According to the findings, these illnesses account for nearly 31.9 million lost workdays annually and contribute to an estimated 177,222 deaths. The direct medical costs for treating these preventable diseases amount to approximately GHS 5.8 billion every year. When combined with an additional GHS 650 million in lost productivity, the total annual economic burden surpasses GHS 6.2 billion.

Sanitation as an Investment, Not an Expense

Despite this massive annual loss, the report notes that Ghana's current spending on waste management is modest, averaging about GHS 38 per tonne of waste. The researchers used cost-benefit modelling to demonstrate the immense potential returns of increased investment.

Their analysis shows that under the current "business-as-usual" approach, every GHS 1 invested in waste management generates about GHS 180 in economic returns. However, if investment were to increase to a benchmark level of approximately GHS 1,028 per tonne—in line with other lower-middle-income countries—the returns could skyrocket to GHS 556 for every GHS 1 invested.

In absolute terms, this enhanced investment scenario could see national benefits reach nearly GHS 58 billion in 2025 and climb to GHS 67.2 billion by 2032. These gains are projected to come from sharp reductions in disease, mortality, and productivity losses.

Presenting the findings, Prof. Quartey urged the government to shift its perspective. "We must stop treating sanitation as a residual expenditure," he stressed. "Waste management must be viewed as a high-return development investment, capable of protecting public health and strengthening economic growth."

Stakeholders Debate Path Forward

The forum, which brought together policymakers, MPs, and development partners, featured robust discussions on the study's implications. While the research team confirmed that their modelling, based on global health data, attributed about 45% of the selected disease cases to waste exposure, stakeholders raised practical concerns.

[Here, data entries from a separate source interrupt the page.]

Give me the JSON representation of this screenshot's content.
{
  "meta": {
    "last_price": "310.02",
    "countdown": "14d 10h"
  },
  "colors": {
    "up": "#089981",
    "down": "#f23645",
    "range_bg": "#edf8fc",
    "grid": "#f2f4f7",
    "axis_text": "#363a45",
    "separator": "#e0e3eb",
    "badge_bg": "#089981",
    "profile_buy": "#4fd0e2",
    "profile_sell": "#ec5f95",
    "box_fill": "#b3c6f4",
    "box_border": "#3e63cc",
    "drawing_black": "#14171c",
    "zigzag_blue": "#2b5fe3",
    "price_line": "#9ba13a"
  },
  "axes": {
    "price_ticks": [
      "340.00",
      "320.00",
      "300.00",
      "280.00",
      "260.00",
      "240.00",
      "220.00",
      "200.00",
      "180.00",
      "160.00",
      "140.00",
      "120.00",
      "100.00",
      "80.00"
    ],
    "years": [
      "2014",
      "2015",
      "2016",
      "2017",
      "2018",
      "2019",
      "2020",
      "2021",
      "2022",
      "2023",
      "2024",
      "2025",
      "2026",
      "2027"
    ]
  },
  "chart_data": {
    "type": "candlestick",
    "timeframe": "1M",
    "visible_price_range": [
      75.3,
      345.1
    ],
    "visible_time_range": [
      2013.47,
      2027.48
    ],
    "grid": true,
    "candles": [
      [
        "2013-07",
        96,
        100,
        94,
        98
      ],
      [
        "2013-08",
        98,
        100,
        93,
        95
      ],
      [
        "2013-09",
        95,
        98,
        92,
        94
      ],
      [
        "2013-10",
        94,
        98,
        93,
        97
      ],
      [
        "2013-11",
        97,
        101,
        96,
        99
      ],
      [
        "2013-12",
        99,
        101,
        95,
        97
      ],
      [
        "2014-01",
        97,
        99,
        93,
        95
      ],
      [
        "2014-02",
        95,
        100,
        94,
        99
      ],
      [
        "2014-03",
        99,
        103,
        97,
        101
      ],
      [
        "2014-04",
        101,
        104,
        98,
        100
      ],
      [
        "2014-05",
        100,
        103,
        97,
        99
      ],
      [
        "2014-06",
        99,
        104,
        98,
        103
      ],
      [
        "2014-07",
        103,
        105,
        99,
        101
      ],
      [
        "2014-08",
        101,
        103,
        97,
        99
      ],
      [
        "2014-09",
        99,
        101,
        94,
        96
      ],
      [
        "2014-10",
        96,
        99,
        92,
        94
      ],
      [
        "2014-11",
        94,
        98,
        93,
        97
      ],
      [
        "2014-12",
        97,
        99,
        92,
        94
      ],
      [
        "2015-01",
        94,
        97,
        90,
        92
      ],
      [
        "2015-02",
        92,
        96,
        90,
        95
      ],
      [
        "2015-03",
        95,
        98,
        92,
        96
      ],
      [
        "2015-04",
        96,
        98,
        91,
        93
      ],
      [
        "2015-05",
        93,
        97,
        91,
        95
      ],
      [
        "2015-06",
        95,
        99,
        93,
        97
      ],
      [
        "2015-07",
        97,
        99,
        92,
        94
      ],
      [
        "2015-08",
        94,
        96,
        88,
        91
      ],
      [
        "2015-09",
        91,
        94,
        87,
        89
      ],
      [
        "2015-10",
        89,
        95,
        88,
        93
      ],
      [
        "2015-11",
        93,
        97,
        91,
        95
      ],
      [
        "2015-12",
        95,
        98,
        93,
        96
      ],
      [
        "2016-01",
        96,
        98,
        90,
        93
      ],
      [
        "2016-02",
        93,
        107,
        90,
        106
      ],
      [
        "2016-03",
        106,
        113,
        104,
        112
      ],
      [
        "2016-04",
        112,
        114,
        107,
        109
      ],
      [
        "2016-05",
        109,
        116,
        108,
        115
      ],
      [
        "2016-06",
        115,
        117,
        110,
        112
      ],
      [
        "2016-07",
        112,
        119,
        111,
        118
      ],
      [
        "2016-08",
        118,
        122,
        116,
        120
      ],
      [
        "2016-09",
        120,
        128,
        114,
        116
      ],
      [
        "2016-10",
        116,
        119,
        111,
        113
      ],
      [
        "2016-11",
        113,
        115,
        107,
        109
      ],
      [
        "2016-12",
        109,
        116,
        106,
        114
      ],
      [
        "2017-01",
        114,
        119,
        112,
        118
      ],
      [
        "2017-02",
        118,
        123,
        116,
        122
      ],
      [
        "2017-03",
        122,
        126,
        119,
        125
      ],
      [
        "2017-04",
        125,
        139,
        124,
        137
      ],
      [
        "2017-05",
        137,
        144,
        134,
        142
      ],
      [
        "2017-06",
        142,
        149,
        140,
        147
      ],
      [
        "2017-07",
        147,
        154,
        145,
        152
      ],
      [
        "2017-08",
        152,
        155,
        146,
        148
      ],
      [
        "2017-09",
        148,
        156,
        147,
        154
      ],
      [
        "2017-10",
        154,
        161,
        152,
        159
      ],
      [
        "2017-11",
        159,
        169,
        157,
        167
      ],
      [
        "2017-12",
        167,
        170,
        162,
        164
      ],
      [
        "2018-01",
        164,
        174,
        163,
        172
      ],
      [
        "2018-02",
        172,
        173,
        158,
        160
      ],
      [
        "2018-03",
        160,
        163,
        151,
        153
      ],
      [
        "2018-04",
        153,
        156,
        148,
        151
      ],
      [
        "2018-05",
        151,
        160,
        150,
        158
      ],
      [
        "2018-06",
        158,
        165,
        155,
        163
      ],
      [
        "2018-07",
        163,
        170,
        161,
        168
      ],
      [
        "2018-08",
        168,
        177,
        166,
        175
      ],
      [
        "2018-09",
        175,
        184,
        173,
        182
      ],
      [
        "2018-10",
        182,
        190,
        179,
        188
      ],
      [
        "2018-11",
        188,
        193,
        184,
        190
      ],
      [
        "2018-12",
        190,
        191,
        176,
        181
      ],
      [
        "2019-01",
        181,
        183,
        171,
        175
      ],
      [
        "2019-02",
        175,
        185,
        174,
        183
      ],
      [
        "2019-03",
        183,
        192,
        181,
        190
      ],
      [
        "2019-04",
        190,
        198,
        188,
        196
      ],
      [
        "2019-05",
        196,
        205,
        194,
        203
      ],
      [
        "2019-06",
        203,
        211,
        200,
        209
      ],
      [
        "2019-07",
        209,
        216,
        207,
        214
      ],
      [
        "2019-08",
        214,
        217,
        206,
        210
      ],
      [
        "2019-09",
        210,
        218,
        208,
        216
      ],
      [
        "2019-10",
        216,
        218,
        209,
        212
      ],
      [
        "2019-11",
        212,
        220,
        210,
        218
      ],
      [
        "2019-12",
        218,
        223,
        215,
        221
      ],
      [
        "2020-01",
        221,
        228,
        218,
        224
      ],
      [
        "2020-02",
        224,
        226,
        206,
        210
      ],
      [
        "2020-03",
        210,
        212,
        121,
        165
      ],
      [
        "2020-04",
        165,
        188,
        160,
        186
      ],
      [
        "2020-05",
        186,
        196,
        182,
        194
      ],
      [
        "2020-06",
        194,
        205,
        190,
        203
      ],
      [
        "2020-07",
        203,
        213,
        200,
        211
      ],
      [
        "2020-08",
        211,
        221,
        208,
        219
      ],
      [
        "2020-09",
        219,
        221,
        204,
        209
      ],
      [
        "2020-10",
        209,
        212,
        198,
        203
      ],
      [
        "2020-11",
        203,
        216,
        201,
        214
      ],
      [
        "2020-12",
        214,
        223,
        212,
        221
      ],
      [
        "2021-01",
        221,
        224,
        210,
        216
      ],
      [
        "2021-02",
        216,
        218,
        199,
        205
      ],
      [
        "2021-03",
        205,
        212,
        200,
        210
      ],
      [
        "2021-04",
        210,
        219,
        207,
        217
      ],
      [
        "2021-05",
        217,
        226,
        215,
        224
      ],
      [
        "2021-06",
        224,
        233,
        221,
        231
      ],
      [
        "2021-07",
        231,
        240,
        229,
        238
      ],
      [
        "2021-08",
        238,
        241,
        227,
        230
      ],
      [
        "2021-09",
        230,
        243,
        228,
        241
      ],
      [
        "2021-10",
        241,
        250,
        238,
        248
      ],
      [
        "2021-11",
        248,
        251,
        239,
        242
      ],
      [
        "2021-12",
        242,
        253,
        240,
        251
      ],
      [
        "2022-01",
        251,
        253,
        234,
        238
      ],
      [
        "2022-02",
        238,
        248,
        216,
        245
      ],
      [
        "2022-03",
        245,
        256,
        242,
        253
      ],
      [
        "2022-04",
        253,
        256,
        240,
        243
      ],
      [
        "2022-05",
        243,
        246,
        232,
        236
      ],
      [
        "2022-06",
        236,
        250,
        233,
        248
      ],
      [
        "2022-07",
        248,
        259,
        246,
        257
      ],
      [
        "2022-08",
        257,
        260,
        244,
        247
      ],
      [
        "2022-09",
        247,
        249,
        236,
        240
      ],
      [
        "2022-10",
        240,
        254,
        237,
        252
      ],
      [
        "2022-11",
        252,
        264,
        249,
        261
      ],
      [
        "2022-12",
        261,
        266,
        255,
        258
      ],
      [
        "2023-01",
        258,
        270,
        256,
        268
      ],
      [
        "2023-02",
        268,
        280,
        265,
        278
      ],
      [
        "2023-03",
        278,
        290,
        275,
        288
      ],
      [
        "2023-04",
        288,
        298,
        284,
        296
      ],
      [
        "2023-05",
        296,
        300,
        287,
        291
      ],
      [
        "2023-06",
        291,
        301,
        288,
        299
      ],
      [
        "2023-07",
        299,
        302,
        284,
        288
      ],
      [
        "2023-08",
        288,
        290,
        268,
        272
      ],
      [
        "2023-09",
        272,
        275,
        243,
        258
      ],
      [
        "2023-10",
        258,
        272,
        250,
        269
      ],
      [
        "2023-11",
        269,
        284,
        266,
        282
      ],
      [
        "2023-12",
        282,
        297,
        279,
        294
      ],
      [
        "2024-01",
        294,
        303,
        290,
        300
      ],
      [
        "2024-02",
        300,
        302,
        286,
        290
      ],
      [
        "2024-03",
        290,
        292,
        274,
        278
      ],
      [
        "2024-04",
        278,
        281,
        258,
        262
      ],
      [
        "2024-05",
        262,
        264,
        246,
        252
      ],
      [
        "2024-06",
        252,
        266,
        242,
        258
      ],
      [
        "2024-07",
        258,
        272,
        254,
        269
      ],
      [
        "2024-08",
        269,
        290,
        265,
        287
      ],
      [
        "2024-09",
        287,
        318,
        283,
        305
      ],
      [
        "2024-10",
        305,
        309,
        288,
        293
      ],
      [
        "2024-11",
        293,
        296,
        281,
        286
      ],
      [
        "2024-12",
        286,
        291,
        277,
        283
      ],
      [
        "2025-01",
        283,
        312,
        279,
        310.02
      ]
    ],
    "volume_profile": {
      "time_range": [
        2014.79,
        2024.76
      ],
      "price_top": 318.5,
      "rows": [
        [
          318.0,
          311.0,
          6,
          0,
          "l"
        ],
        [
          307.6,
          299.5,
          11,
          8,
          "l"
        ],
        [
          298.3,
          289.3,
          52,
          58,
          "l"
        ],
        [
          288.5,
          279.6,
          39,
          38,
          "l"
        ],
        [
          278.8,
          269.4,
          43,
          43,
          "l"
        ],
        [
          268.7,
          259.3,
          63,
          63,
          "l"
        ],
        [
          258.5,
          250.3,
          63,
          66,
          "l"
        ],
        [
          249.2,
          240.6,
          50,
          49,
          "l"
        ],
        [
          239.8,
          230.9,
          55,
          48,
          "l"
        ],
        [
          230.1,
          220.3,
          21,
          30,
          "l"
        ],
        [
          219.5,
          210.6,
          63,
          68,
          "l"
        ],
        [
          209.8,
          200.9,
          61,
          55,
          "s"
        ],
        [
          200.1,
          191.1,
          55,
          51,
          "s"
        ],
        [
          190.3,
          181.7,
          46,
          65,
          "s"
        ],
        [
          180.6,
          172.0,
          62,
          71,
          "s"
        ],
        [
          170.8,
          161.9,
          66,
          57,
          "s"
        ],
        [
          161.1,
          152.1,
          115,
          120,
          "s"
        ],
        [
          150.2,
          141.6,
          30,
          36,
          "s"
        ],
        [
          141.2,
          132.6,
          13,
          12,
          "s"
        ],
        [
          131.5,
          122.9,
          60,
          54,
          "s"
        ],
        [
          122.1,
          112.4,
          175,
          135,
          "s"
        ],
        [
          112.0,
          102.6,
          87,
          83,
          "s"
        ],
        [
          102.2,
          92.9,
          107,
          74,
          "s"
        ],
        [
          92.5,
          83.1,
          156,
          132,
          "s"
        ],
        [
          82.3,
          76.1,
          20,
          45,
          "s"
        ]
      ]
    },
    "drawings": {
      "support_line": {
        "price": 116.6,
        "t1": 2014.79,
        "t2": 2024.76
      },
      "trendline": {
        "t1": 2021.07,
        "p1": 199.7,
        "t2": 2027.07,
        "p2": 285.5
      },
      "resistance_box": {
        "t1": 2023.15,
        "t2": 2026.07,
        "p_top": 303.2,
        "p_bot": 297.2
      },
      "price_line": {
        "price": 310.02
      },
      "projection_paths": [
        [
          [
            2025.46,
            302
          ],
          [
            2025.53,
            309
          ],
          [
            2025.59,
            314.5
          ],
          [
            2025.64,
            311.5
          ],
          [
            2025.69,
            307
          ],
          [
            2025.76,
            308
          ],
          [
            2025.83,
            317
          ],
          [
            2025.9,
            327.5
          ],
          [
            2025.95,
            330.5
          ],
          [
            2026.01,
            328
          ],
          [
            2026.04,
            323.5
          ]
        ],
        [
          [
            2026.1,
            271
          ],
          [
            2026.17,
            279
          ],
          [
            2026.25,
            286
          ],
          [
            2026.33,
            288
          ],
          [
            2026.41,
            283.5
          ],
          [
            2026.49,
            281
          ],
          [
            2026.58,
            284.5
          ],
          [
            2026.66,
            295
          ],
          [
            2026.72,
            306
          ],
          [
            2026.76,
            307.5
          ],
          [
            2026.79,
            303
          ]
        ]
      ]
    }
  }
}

Questions were raised about the applicability of the "best-case scenario" to rural and slum communities, where waste collection is irregular. Prof. Quartey acknowledged the complexity, suggesting that smaller-scale, flexible collection systems might be needed in such areas rather than a uniform national model.

Members of Parliament emphasised the need for stronger inter-agency coordination. While some advocated for a new National Sanitation Authority, others cautioned against creating more bureaucracy, suggesting instead that existing structures be strengthened.

The discussion also touched on the potential for job creation. Prof. Quartey noted that investing in sanitation, particularly in recycling and waste processing, could unlock significant "green jobs" and drive skills development.

The ISSER team concluded with a clear call to action, urging for increased, sustained investment in sanitation. They recommended targeted interventions for high-risk communities and stronger data systems within local assemblies to ensure sanitation is finally prioritised as a central pillar of Ghana's national development.